薄暗い牢屋の隅で、俺は膝を抱えて丸くなった。鉄格子の向こうでは、マルタが今にも泣き出しそうな目でこちらを見ている。すまんマルタ、救世主のはずの男が、王都の土を踏む前に前科一犯になった。周りを見渡すと、他にも犯罪者らしき連中が収監されていた。別の檻には、露出度の高いレザー装備を身にまとった「盗賊の女」と、大斧を背負っていそうなワイルドな「山賊の女」がいる。いかにもWeb小説の序盤で主人公にボコられるタイプのモブだ。その山賊の女が、退屈しのぎとばかりに鉄格子に背を預け、こちらを睨んできた。
「おい、おい。そこの男」
「ひいっ……!」
「お前、そんな情けない面して何したんだ? 密輸か? 追剥か?」
「な、何もしてません……!(震え声)」
畜生。本当に何もしてないんだ。ただ挙動がおかしかっただけで犯罪者扱いかよ。現実世界の記憶がフラッシュバックする。あそこも地獄だった。満員電車で偶然女子高生の後ろの位置になってしまっただけで、周囲の乗客から「痴漢予備軍」を見るような軽蔑の目を向けられていたあの頃が懐かしいな。
高校時代、クラスの誰かの上履きが盗まれた時にも、担任のクソ教師は真っ先に俺の机の周りを疑いやがった。ふざけるな。まあ、確かに放課後の下駄箱で、その上履きの匂いをテイスティングしていたが、盗んではいない! 現場からは一歩も持ち出していない!だから『上履き泥棒』としては完全に冤罪だ。俺のピュアなフェティシズムへの風評被害だ。

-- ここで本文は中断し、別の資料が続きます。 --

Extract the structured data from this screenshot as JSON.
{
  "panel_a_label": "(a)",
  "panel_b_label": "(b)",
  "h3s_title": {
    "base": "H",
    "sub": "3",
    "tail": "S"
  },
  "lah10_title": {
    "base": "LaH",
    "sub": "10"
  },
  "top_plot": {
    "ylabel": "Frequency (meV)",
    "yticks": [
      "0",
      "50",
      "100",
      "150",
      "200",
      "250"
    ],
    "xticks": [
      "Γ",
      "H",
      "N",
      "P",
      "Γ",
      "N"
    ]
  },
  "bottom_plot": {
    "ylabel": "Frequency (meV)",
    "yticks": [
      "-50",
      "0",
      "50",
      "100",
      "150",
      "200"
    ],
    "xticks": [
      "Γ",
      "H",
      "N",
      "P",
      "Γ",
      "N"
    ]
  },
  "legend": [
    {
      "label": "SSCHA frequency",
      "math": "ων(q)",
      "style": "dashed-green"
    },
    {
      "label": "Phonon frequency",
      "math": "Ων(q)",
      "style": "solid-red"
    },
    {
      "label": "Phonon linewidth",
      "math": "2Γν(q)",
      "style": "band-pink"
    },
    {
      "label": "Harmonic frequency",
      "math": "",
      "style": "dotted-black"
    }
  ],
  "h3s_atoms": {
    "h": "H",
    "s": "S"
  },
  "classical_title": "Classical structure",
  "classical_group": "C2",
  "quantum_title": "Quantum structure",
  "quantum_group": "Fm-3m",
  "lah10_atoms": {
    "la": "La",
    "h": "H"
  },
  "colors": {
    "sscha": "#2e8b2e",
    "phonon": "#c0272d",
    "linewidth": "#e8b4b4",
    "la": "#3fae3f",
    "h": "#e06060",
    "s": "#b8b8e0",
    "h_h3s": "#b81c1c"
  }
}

そんな、脳内では完全有罪のクズロジックを心の中で熱弁していると、隣の檻から盗賊の女が呆れたような笑い声を漏らした。
「ふふっ、君おかしいね。ただの書類不備で捕まっただけなのに、怯えすぎ。何か他に、後ろ暗いことでもあるんじゃないの?」
盗賊の女が、檻の隙間から細くしなやかな「足」を投げ出し、足先を動かして俺を挑発するように見つめてきた。